Method of Reasoning questions focus on how an argument is attempted, contradicted, or put forth. We can tell we need to focus on the Method of Reasoning because of the word "evaluating" in the question-stem. More specifically, this is an "Evaluate the Plan" question. Since we'll be "evaluating" the conclusion here, we want to pay close attention to what the author uses to support his conclusion.

Question Rephrase: What is MOST USEFUL to evaluate the Conclusion?

It's almost asking, which question would be a potential DEALBREAKER for the Conclusion.

So let's analyze the argument:

Conclusion: no CM within city to preserve (+) econ

Evidence: when CM opens within cities, 20% increase in bankruptcy rate

There's a lot of assumptions here:

1) what holds true for other cities holds true for M
2) increase B-rate means a less healthy economy
3) CM outside the city couldn't inflict same damage

I can't think of any other obvious ones, and obviously 3) seems the strongest.
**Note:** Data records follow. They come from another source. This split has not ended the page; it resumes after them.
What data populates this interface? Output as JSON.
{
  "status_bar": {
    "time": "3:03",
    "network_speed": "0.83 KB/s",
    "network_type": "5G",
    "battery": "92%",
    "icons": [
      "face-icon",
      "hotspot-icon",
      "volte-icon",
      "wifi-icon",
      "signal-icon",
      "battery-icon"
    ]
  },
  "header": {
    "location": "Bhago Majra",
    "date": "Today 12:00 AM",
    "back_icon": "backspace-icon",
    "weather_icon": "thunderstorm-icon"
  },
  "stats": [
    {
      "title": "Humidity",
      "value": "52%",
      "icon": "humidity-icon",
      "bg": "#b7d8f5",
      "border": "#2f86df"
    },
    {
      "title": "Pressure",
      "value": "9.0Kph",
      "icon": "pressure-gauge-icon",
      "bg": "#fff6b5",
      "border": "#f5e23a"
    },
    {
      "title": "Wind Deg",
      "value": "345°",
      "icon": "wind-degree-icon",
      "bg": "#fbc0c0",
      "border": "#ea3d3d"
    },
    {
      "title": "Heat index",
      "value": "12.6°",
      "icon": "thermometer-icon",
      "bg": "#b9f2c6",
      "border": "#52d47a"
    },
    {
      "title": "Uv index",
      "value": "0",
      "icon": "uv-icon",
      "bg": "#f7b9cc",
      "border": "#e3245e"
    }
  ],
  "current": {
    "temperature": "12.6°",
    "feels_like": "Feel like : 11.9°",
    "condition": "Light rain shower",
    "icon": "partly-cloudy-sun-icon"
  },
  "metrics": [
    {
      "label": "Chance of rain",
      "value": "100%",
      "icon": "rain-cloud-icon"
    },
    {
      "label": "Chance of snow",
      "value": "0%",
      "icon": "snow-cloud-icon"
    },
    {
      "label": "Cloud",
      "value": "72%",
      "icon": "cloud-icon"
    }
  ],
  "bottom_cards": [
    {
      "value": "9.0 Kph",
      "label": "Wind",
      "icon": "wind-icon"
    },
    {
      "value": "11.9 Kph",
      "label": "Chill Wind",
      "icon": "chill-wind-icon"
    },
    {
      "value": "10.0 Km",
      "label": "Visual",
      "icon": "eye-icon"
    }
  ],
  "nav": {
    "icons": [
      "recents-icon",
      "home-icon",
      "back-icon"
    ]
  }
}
For our prediction, I'd recommend turning these assumptions into questions:

-is what's true for other cities true for M?
-does more bankrupcy = less healthy economy?
-if CM opens outside the city, could it still damage economy?

Let's eliminate answer choices that don't line up with these types of questions.

A - even if it does, it could still hurt M - remove
B - slightly related to CM opening outside the city, but doesn't address economy damage - remove
C - this is a perfect rephrase for the 1st assumption - keep
D - the comparative rates don't matter, we don't even know if bankrupcy necessarily means a less healthy economy - remove
E - whether they do or don't, this doesn't address whether the overall economy will be less healthy - remove

The only answer choice that even remotely matches our prediction is C.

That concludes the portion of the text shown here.